L’Afrique, surtout les régions de la Corne et du Sahel, est confrontée au changement climatique tout comme d’autres pays du monde. Ceci se traduit par une succession de pluies diluviennes et de canicules infernales avec des températures extrêmes frôlant les 50°Celsius. Les conséquences sont les inondations et les sécheresses. La crise climatique engendre une crise humanitaire, avec l’insécurité alimentaire et sanitaire touchant plus les femmes et les enfants au niveau du continent africain.
Des chiffres alarmants liés à la recrudescence des maladies hydriques
L’impact de la situation de sécheresse et d’inondation sans précédent ces dernières années sur les populations, surtout la couche plus vulnérable que constituent les enfants dans plusieurs régions africaines, est alarmant. Le rapport de l’Organisation mondiale de la santé de 2024 souligne les effets significatifs du changement climatique sur les maladies hydriques et les enfants en Afrique. En particulier, cent quatre-vingt-dix (190) millions d’enfants africains sont exposés à des risques extrêmes liés à l’eau, à l’assainissement et à l’hygiène, ce qui aggrave les menaces de maladies telles que le choléra, la diarrhée et la dysenterie.

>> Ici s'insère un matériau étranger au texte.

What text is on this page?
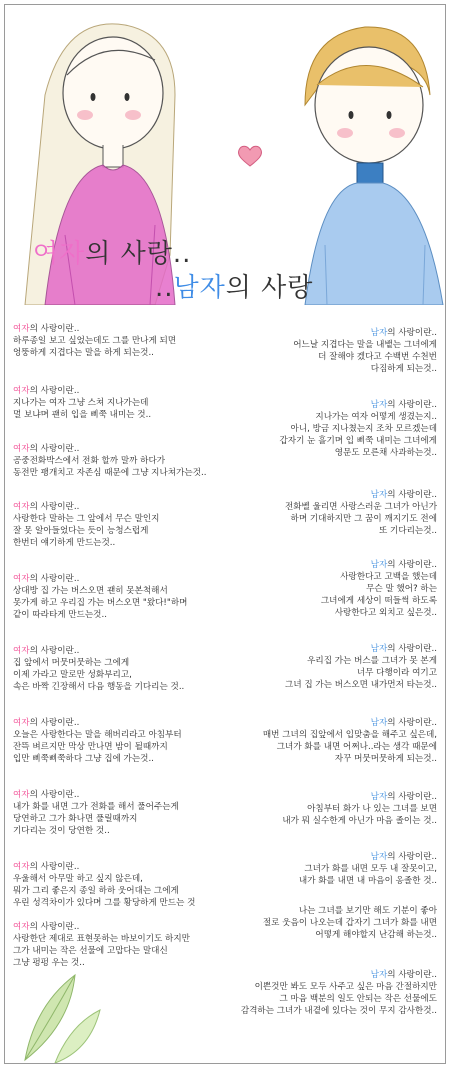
여자의 사랑..
..남자의 사랑
여자의 사랑이란..
하루종일 보고 싶었는데도 그를 만나게 되면
엉뚱하게 지겹다는 말을 하게 되는것..
남자의 사랑이란..
어느날 지겹다는 말을 내뱉는 그녀에게
더 잘해야 겠다고 수백번 수천번
다짐하게 되는것..
여자의 사랑이란..
지나가는 여자 그냥 스쳐 지나가는데
멀 보냐며 괜히 입을 삐쭉 내미는 것..
남자의 사랑이란..
지나가는 여자 어떻게 생겼는지..
아니, 방금 지나쳤는지 조차 모르겠는데
갑자기 눈 흘기며 입 삐쭉 내미는 그녀에게
영문도 모른채 사과하는것..
여자의 사랑이란..
공중전화박스에서 전화 할까 말까 하다가
동전만 팽개치고 자존심 때문에 그냥 지나쳐가는것..
남자의 사랑이란..
전화벨 울리면 사랑스러운 그녀가 아닌가
하며 기대하지만 그 꿈이 깨지기도 전에
또 기다리는것..
여자의 사랑이란..
사랑한다 말하는 그 앞에서 무슨 말인지
잘 못 알아들었다는 듯이 능청스럽게
한번더 얘기하게 만드는것..
여자의 사랑이란..
상대방 집 가는 버스오면 괜히 못본척해서
못가게 하고 우리집 가는 버스오면 "왔다!"하며
같이 따라타게 만드는것..
남자의 사랑이란..
사랑한다고 고백을 했는데
무슨 말 했어? 하는
그녀에게 세상이 떠들썩 하도록
사랑한다고 외치고 싶은것..
여자의 사랑이란..
집 앞에서 머뭇머뭇하는 그에게
이제 가라고 말로만 성화부리고,
속은 바짝 긴장해서 다음 행동을 기다리는 것..
남자의 사랑이란..
우리집 가는 버스를 그녀가 못 본게
너무 다행이라 여기고
그녀 집 가는 버스오면 내가먼저 타는것..
여자의 사랑이란..
오늘은 사랑한다는 말을 해버리라고 아침부터
잔뜩 벼르지만 막상 만나면 밤이 될때까지
입만 삐쭉삐쭉하다 그냥 집에 가는것..
남자의 사랑이란..
매번 그녀의 집앞에서 입맞춤을 해주고 싶은데,
그녀가 화를 내면 어쩌나..라는 생각 때문에
자꾸 머뭇머뭇하게 되는것..
여자의 사랑이란..
내가 화를 내면 그가 전화를 해서 풀어주는게
당연하고 그가 화나면 풀릴때까지
기다리는 것이 당연한 것..
남자의 사랑이란..
아침부터 화가 나 있는 그녀를 보면
내가 뭐 실수한게 아닌가 마음 졸이는 것..
여자의 사랑이란..
우울해서 아무말 하고 싶지 않은데,
뭐가 그리 좋은지 종일 하하 웃어대는 그에게
우린 성격차이가 있다며 그를 황당하게 만드는 것
남자의 사랑이란..
그녀가 화를 내면 모두 내 잘못이고,
내가 화를 내면 내 마음이 옹졸한 것..
나는 그녀를 보기만 해도 기분이 좋아
절로 웃음이 나오는데 갑자기 그녀가 화를 내면
어떻게 해야할지 난감해 하는것..
여자의 사랑이란..
사랑한단 제대로 표현못하는 바보이기도 하지만
그가 내미는 작은 선물에 고맙다는 말대신
그냥 펑펑 우는 것..
남자의 사랑이란..
이쁜것만 봐도 모두 사주고 싶은 마음 간절하지만
그 마음 백분의 일도 안되는 작은 선물에도
감격하는 그녀가 내곁에 있다는 것이 무지 감사한것..
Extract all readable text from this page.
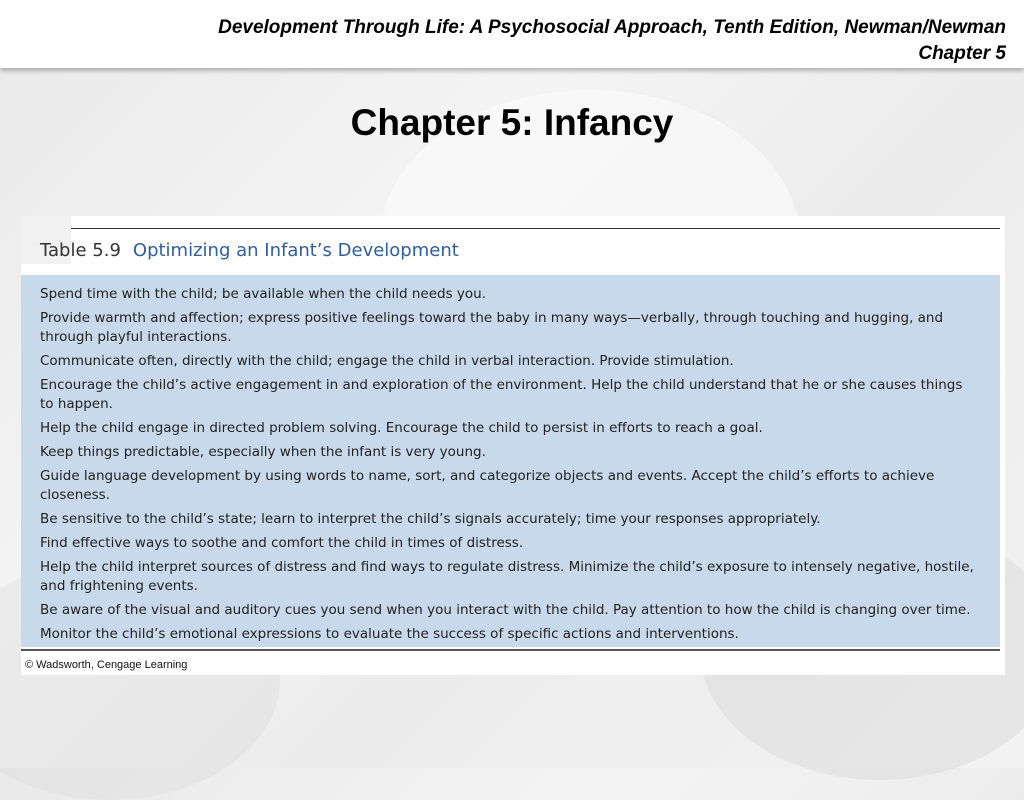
Development Through Life: A Psychosocial Approach, Tenth Edition, Newman/Newman
Chapter 5
Chapter 5: Infancy
Table 5.9 Optimizing an Infant’s Development
Spend time with the child; be available when the child needs you.
Provide warmth and affection; express positive feelings toward the baby in many ways—verbally, through touching and hugging, and through playful interactions.
Communicate often, directly with the child; engage the child in verbal interaction. Provide stimulation.
Encourage the child’s active engagement in and exploration of the environment. Help the child understand that he or she causes things to happen.
Help the child engage in directed problem solving. Encourage the child to persist in efforts to reach a goal.
Keep things predictable, especially when the infant is very young.
Guide language development by using words to name, sort, and categorize objects and events. Accept the child’s efforts to achieve closeness.
Be sensitive to the child’s state; learn to interpret the child’s signals accurately; time your responses appropriately.
Find effective ways to soothe and comfort the child in times of distress.
Help the child interpret sources of distress and find ways to regulate distress. Minimize the child’s exposure to intensely negative, hostile, and frightening events.
Be aware of the visual and auditory cues you send when you interact with the child. Pay attention to how the child is changing over time.
Monitor the child’s emotional expressions to evaluate the success of specific actions and interventions.
© Wadsworth, Cengage Learning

Le manque d’accès à des services adéquats d’approvisionnement en eau, d’assainissement et d’hygiène, combiné aux changements climatiques, crée une « triple menace » sur la vie de ces enfants selon l’Organisation des Nations Unies pour l’enfance (UNICEF). Les inondations et les longues périodes de sécheresse contraignent les populations à s’approvisionner en eau n’importe où, y compris dans des zones insalubres. La consommation de ces eaux infectées cause sans doute les maladies hydriques comme les vers, les diarrhées et le choléra, dont les enfants sont les premières victimes. Aggravées par la malnutrition, les complications des maladies hydriques conduisent les enfants à une vulnérabilité exacerbée pouvant leur être mortelle, surtout pour les moins de cinq ans. Les régions éthiopiennes les plus touchées par la sécheresse ont enregistré entre juin 2021 et juin 2022 plus de 1,2 million de cas de diarrhée traités par l’UNICEF et ses partenaires chez les enfants.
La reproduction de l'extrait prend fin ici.